= Nedungayil Sankunni Narayanan Matriculation Higher Secondary School =

Higher secondary school in Chromepet, India

Nedungayil Sankuni Narayan (NSN) Matriculation / Memorial School is a chain higher secondary school in Chromepet, Chitlapakkam, Kundrathur , India. It is run by the NSN Education Committee based on Chennai.

==History==
The NSN Matriculation School was founded as a primary school in 1968 by Lalitha Menon in honour of her late husband NSN Menon. The school is managed by the NSN Education committee. The current correspondent is Ms. Chitra Prasad.

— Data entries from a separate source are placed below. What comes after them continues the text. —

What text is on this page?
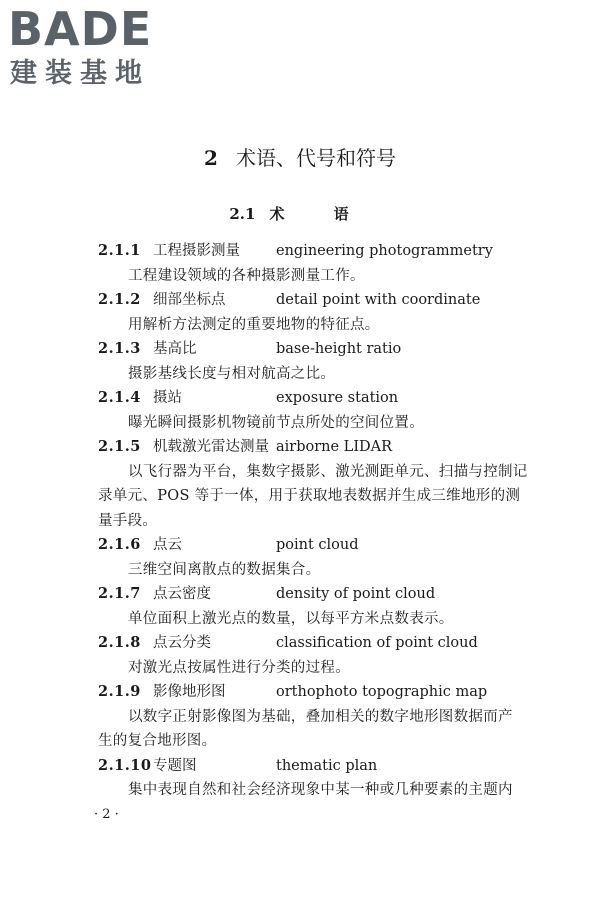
BADE
建装基地
2 术语、代号和符号
2.1 术 语
2.1.1 工程摄影测量 engineering photogrammetry
工程建设领域的各种摄影测量工作。
2.1.2 细部坐标点	detail point with coordinate
用解析方法测定的重要地物的特征点。
2.1.3 基高比	base-height ratio
摄影基线长度与相对航高之比。
2.1.4 摄站	exposure station
曝光瞬间摄影机物镜前节点所处的空间位置。
2.1.5 机载激光雷达测量 airborne LIDAR
以飞行器为平台，集数字摄影、激光测距单元、扫描与控制记
录单元、POS 等于一体，用于获取地表数据并生成三维地形的测
量手段。
2.1.6 点云	point cloud
三维空间离散点的数据集合。
2.1.7 点云密度	density of point cloud
单位面积上激光点的数量，以每平方米点数表示。
2.1.8 点云分类	classification of point cloud
对激光点按属性进行分类的过程。
2.1.9 影像地形图	orthophoto topographic map
以数字正射影像图为基础，叠加相关的数字地形图数据而产
生的复合地形图。
2.1.10 专题图	thematic plan
集中表现自然和社会经济现象中某一种或几种要素的主题内
· 2 ·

The school celebrated its Silver Jubilee in 1993 and its Golden Jubilee in 2018. It also has opened another branch in Chitlapakkam providing both CBSE and State board curriculum.It has now grown into one of the most prestigious institution in the region with over 6000+ students studying.The motto of NSN is to "Nurturing students for the nation". It also has spread its wings with another branch in Kundrathur. It conducts competitions like the annual sports cum cultural competition called NSN MMT, KALAMELA, Annual Day, Annual Sports Meet, etc. The schools' curriculum focuses on holistic development, i.e., not only in academic development but also in value education and skill development.

==Other activities==
NSN school has a Bharat Scouts and Guides group. It won the International School Award in 2015 announced by the British Council. It guides multiple students towards success. It also has JRC activities and NCC Army Wing and Air Force.

There are also values of infinitheism, a path divined by mahātria Rā (more like a cult) that the correspondent follows that are pretty much all over the school. Some activities like Infini Day and Motivational Talk by NSN students to other schools are based on this path.